We present new data on spinel peridotite xenoliths hosted in Agardag alkaline lamprophyres from the Sangilen Plateau (Tuva, South Siberia, Russia), sampling at ~450Ma the subcontinental lithospheric mantle of the Tuva-Mongolian micro-continent that belongs to the accretionary Central Asian orogenic belt at the southern edge of the Siberian craton. Xenoliths are spinel lherzolites principally showing poikilitic and subordinately coarse granular and coarse equigranular textures. Geothermobarometric calculations for pyroxene yield a narrow range of equilibration temperature (ca. 1000–1100°C) that corresponds to lithospheric depths from 43 to 53km (1.3–1.6GPa) along a hot intracontinental geotherm. Variation of mean Mg# [100*Mg/(Mg+Fe)] of olivine (87.9–90.9) with mean Cr# [100*Cr/(Cr+Al)] of spinel (9.5–45.7) indicates that spinel lherzolites are mostly residues of up to 10% melting of a fertile peridotite source. In terms of normalized REE (Rare Earth Element) and incompatible trace element patterns of clinopyroxene, the Sangilen xenoliths can be classified into three types: Type I characterized by convex-upward REE patterns depleted in LREE (0.10≤La/YbN≤0.49), and with relative negative anomalies of Rb, Pb, Hf, Zr and Ti and positive spikes of U and Sr; Type II displaying variable LREE/HREE ratios (0.53<La/YbN<2.17) but generally flatter REE patterns) and similar abundances of other trace elements compared to Type I; and Type III showing a LREE enriched pattern [(La/Sm)N=2.22; (La/Yb)N=8.42], high REE contents and no relative anomalies of U and Sr.
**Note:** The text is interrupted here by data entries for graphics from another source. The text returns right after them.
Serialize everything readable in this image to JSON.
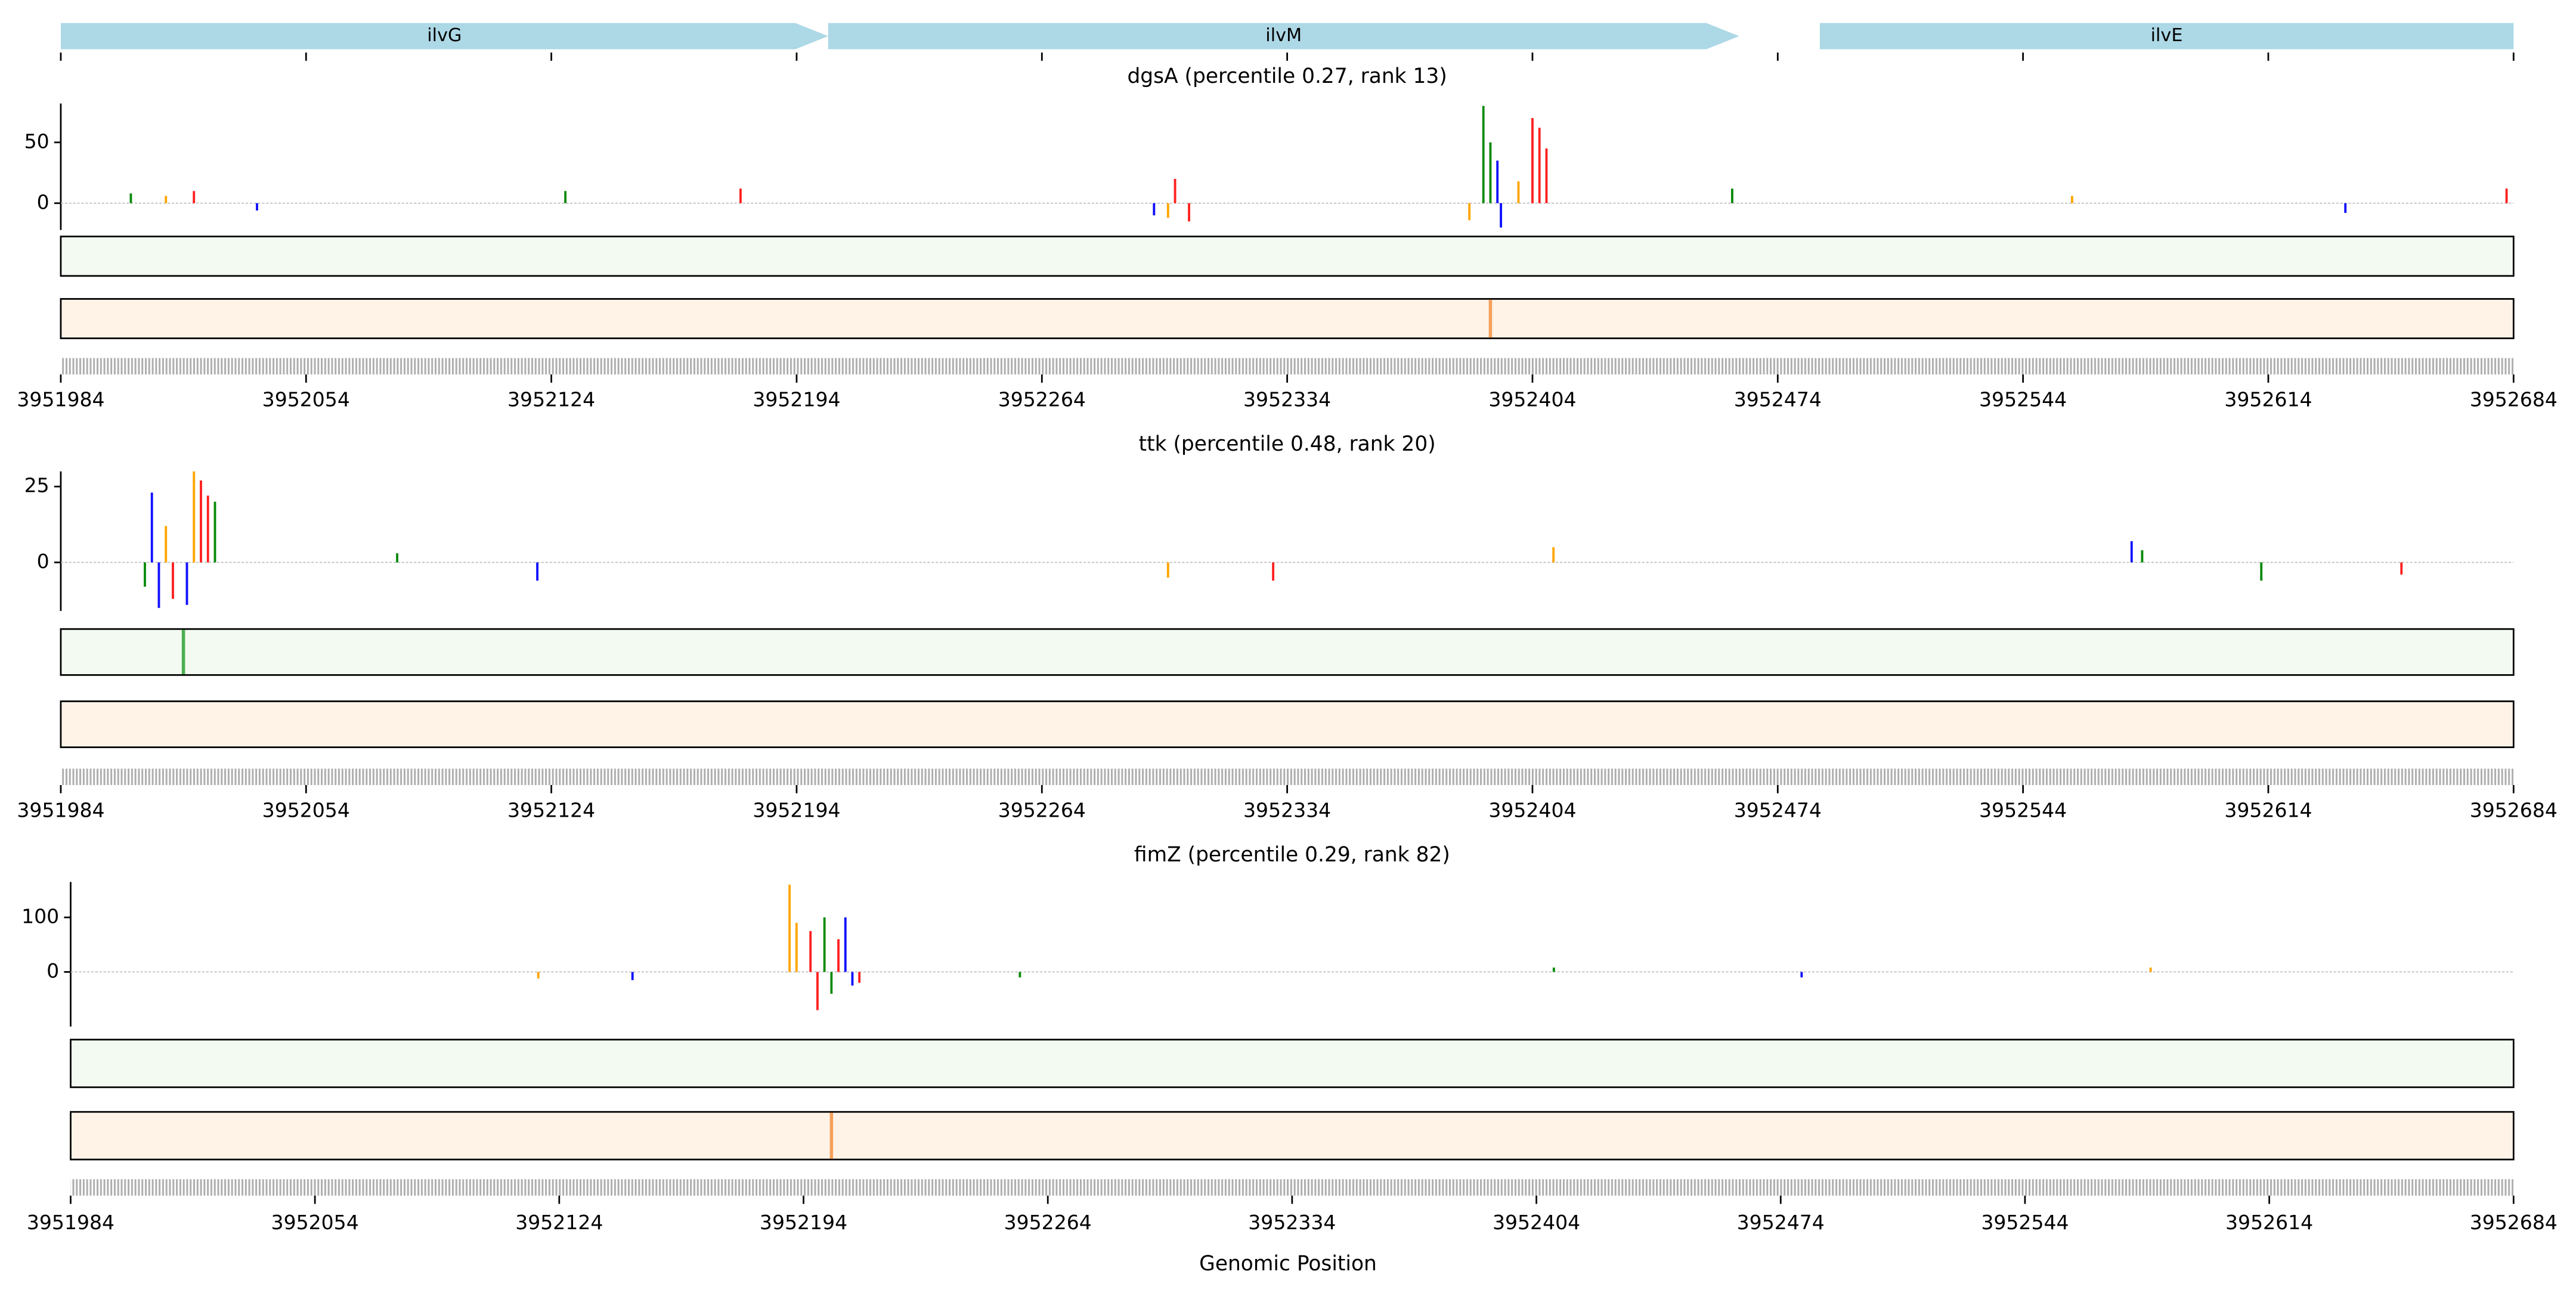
{
  "genes": [
    {
      "name": "ilvG",
      "start": 3951984,
      "end": 3952203
    },
    {
      "name": "ilvM",
      "start": 3952203,
      "end": 3952463
    },
    {
      "name": "ilvE",
      "start": 3952486,
      "end": 3952694
    }
  ],
  "xlabel": "Genomic Position",
  "chart_data": [
    {
      "type": "bar",
      "title": "dgsA (percentile 0.27, rank 13)",
      "xlim": [
        3951984,
        3952684
      ],
      "xticks": [
        3951984,
        3952054,
        3952124,
        3952194,
        3952264,
        3952334,
        3952404,
        3952474,
        3952544,
        3952614,
        3952684
      ],
      "ylim": [
        -22,
        82
      ],
      "yticks": [
        0,
        50
      ],
      "series": [
        {
          "color": "#0a8a0a",
          "x": [
            3952004,
            3952128,
            3952390,
            3952392,
            3952461
          ],
          "values": [
            8,
            10,
            80,
            50,
            12
          ]
        },
        {
          "color": "#1010ff",
          "x": [
            3952040,
            3952296,
            3952394,
            3952395,
            3952636
          ],
          "values": [
            -6,
            -10,
            35,
            -20,
            -8
          ]
        },
        {
          "color": "#ffa500",
          "x": [
            3952014,
            3952300,
            3952386,
            3952400,
            3952558
          ],
          "values": [
            6,
            -12,
            -14,
            18,
            6
          ]
        },
        {
          "color": "#ff2020",
          "x": [
            3952022,
            3952178,
            3952302,
            3952306,
            3952404,
            3952406,
            3952408,
            3952682
          ],
          "values": [
            10,
            12,
            20,
            -15,
            70,
            62,
            45,
            12
          ]
        }
      ],
      "track_peaks": [
        {
          "color": "#4caf50",
          "x": []
        },
        {
          "color": "#f5a05a",
          "x": [
            3952392
          ]
        }
      ]
    },
    {
      "type": "bar",
      "title": "ttk (percentile 0.48, rank 20)",
      "xlim": [
        3951984,
        3952684
      ],
      "xticks": [
        3951984,
        3952054,
        3952124,
        3952194,
        3952264,
        3952334,
        3952404,
        3952474,
        3952544,
        3952614,
        3952684
      ],
      "ylim": [
        -16,
        30
      ],
      "yticks": [
        0,
        25
      ],
      "series": [
        {
          "color": "#0a8a0a",
          "x": [
            3952008,
            3952028,
            3952080,
            3952578,
            3952612
          ],
          "values": [
            -8,
            20,
            3,
            4,
            -6
          ]
        },
        {
          "color": "#1010ff",
          "x": [
            3952010,
            3952012,
            3952020,
            3952120,
            3952575
          ],
          "values": [
            23,
            -15,
            -14,
            -6,
            7
          ]
        },
        {
          "color": "#ffa500",
          "x": [
            3952014,
            3952022,
            3952300,
            3952410
          ],
          "values": [
            12,
            30,
            -5,
            5
          ]
        },
        {
          "color": "#ff2020",
          "x": [
            3952016,
            3952024,
            3952026,
            3952330,
            3952652
          ],
          "values": [
            -12,
            27,
            22,
            -6,
            -4
          ]
        }
      ],
      "track_peaks": [
        {
          "color": "#4caf50",
          "x": [
            3952019
          ]
        },
        {
          "color": "#f5a05a",
          "x": []
        }
      ]
    },
    {
      "type": "bar",
      "title": "fimZ (percentile 0.29, rank 82)",
      "xlim": [
        3951984,
        3952684
      ],
      "xticks": [
        3951984,
        3952054,
        3952124,
        3952194,
        3952264,
        3952334,
        3952404,
        3952474,
        3952544,
        3952614,
        3952684
      ],
      "ylim": [
        -100,
        165
      ],
      "yticks": [
        0,
        100
      ],
      "series": [
        {
          "color": "#0a8a0a",
          "x": [
            3952200,
            3952202,
            3952256,
            3952409
          ],
          "values": [
            100,
            -40,
            -10,
            8
          ]
        },
        {
          "color": "#1010ff",
          "x": [
            3952206,
            3952208,
            3952145,
            3952480
          ],
          "values": [
            100,
            -25,
            -15,
            -10
          ]
        },
        {
          "color": "#ffa500",
          "x": [
            3952190,
            3952192,
            3952118,
            3952580
          ],
          "values": [
            160,
            90,
            -12,
            8
          ]
        },
        {
          "color": "#ff2020",
          "x": [
            3952196,
            3952198,
            3952204,
            3952210
          ],
          "values": [
            75,
            -70,
            60,
            -20
          ]
        }
      ],
      "track_peaks": [
        {
          "color": "#4caf50",
          "x": []
        },
        {
          "color": "#f5a05a",
          "x": [
            3952202
          ]
        }
      ]
    }
  ]
}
The elevated YbN concentration of one Type II clinopyroxene and the variable fractionation of LREE-MREE relative to HREE in most xenolith types indicate Sangilen xenoliths underwent variable metasomatic enrichment. This enrichment is well accounted by percolation‐reaction between depleted peridotite and small-melt fractions of alkaline mafic melts precursor to the Agardag alkaline lamprophyres. The lack of correlation with depth of modal variations, textural types, inferred degrees of melting and trace element patterns in xenoliths indicates the absence of a texturally or compositionally layered lithospheric mantle sampled by Ordovician lamprophyres beneath the Sangilen plateau. The observed compositional variations are better accounted by depleted lithosphere variably metasomatized along a network of percolating alkaline mafic melts heterogeneously distributed throughout the Sangilen lithospheric mantle section.